BIOGRAPHY

Alanah Fitch has been writing her whole life.   Her B.A. was in cultural anthropology where she studied two years in Mexico City and Bogota becoming fluent in Spanish.  She lived rurally studying economic decision making in an isolated village in the state of Puebla, Mexico.  she had decided to join the Peace Corps, a decision requiring a detour into Soil Science.  From there she made a leap into chemistry when she encountered and became fascinated with electrons.
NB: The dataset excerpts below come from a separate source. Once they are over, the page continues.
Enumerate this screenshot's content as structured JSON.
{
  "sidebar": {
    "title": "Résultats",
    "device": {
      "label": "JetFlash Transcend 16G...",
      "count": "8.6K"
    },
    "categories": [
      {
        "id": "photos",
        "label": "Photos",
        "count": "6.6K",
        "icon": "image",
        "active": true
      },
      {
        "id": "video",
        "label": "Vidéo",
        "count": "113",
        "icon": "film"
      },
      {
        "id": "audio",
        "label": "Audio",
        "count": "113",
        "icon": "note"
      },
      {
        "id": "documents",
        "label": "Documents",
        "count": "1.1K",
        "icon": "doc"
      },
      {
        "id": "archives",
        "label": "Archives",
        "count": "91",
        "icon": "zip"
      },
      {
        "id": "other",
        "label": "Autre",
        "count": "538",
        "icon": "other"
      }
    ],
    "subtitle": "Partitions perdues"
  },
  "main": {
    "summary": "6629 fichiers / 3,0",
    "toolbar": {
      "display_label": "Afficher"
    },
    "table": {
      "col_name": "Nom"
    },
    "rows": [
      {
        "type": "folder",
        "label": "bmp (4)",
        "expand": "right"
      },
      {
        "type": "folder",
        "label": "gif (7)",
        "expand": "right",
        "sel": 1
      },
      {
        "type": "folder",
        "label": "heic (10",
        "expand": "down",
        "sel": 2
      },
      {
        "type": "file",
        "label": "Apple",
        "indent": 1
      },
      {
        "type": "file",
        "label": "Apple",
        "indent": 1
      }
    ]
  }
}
She eventually ended up as an assistant professor of chemistry where felt required to hide her background.  In her tenure clock time, she was manic with all the demands of working in an untrained profession and motherhood.  Her undergraduate anthropology manifested itself in a keen eye to the field of science and scientists and their foibles.  This resulted in the play on Cold Fusion.  The work had a reading at the Goodman Theatre where it was suggested it would make a memorable musical.  In quest of that she obtained a play writing certificate from Loyola University Chicago, attended the New Tuners musical writing workshop, and expanded her repertoire of plays.  Ultimately Cold Fusion work had to be set aside due to the constraints of academia and motherhood.  She has returned with the same passion she had for her research to her play “infants” with retirement from a 40-year career.   Cold Fusion the musical is now more than a figment of imagination consisting of 21 songs (book and lyrics by Fitch, composed by Kyra Leigh).   Cold Fusion in its musical form will be read at the Chicago Dramatist’s Russ Tutterow Theatre May 25, 2026.    In addition to Cold Fusion she has a play, House of Butterflies, in which the heavy metal lead plays a leading role.  House of Butterflies had directed large audience readings at Loyola University Chicago and Seattle University.  In Jessie and the Architect a precocious teen encounters Mies van der Rohe, the modernist architect, living in purgatory in her public high rise housing project kitchen.  A 10-minute play Whose Story Is It? explores the difficult ability to experience love.  When not consumed with playwriting she spends time at the hammered dulcimer, with her husband, children and their children.  In addition to publishing a book on lead (Sublime Lead: At the Intersection of Art, Science, and Politics) she is working with several other women on a solicited text of electrochemistry.